Black Pigeon Peas Curry

Published by under Indian,Vegetarian

This recipe is how my mother in law cooks all her beans. My husband comes from the coastal region of the southern part of the state of Maharashtra (India) called the Konkan coast. This region has an abundance of coconut palms and the residents use coconut in all their dishes.

In the native language(malvani) this curry is called “Kalya Vatanyachi Usal”.

Black Pigeon Peas Curry

Ingredients :
1 and 1/2 cups Black Pigeon Peas (dried)
3/4 cup grated coconut
2 cups chopped onion
1/2 cup crushed tomatoes
2 Tbsp Malvani Meat Masala
1 Tbsp + 2 tsp cooking oil
2 cloves garlic, crushed
2 tsp grated ginger
5 curry leaves
1/2 tsp mustard seeds
1/2 tsp cumin
1 pinch of asetofodia
3 Kokums
2 Tbsp Chopped coriander
2 cups of water
Juice of half a lime
salt to taste

Soak the peas overnight and cook them with some salt until they are tender.

In a skillet heat 2 tsp of cooking oil. Add the crushed garlic and 1/2 cup of the onions. Cook on medium heat for about 5 minutes. Add the coconut and cook it till the mixture is evenly browned. Take it off the heat and allow it cool. Grind the coconut mixture with 1 cup of water and salt till it forms a paste.

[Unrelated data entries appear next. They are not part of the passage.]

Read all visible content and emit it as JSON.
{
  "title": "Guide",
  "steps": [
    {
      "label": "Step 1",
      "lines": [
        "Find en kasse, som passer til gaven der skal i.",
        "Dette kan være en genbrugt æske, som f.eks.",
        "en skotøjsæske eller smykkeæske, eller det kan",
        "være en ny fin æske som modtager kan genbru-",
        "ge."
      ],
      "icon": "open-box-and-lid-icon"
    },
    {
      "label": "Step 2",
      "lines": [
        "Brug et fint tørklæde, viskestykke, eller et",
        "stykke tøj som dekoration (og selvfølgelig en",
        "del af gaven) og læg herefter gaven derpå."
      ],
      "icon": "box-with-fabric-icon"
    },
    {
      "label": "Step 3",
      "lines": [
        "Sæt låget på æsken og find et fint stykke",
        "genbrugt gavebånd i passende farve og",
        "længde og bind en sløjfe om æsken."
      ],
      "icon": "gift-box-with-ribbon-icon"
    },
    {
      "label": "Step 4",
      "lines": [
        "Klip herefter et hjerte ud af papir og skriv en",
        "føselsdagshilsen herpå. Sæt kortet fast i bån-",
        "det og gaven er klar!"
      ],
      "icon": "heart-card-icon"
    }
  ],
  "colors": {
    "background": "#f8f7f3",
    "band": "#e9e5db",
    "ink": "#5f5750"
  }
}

Heat the remaining oil in a pot and when it starts to ripple add the curry leaves, mustard seeds and cumin. When the mustard seeds start to crackle add the asetofodia and the onions. Cook on medium low heat until the onions are softened. Add the meat masala and cook for a minute. Then add the cooked peas, grated ginger and salt and mix well. After cooking for another couple of minutes add 1 cup of water and cook covered for about 5 minutes. Add the coconut and onion paste, crushed tomatoes and the kokums and continue cooking. In another 10 minutes the curry is ready. Take it off the heat and add the lime juice and coriander.

Notes:
1. Use any meat masala instead of the malvani meat masala.
2. Kokums are optional.
3. Can be served with rice or chappati.

Tips: Do not throw away the stems of coriander. Chop them up and add them to the onions. They impart good taste and aroma.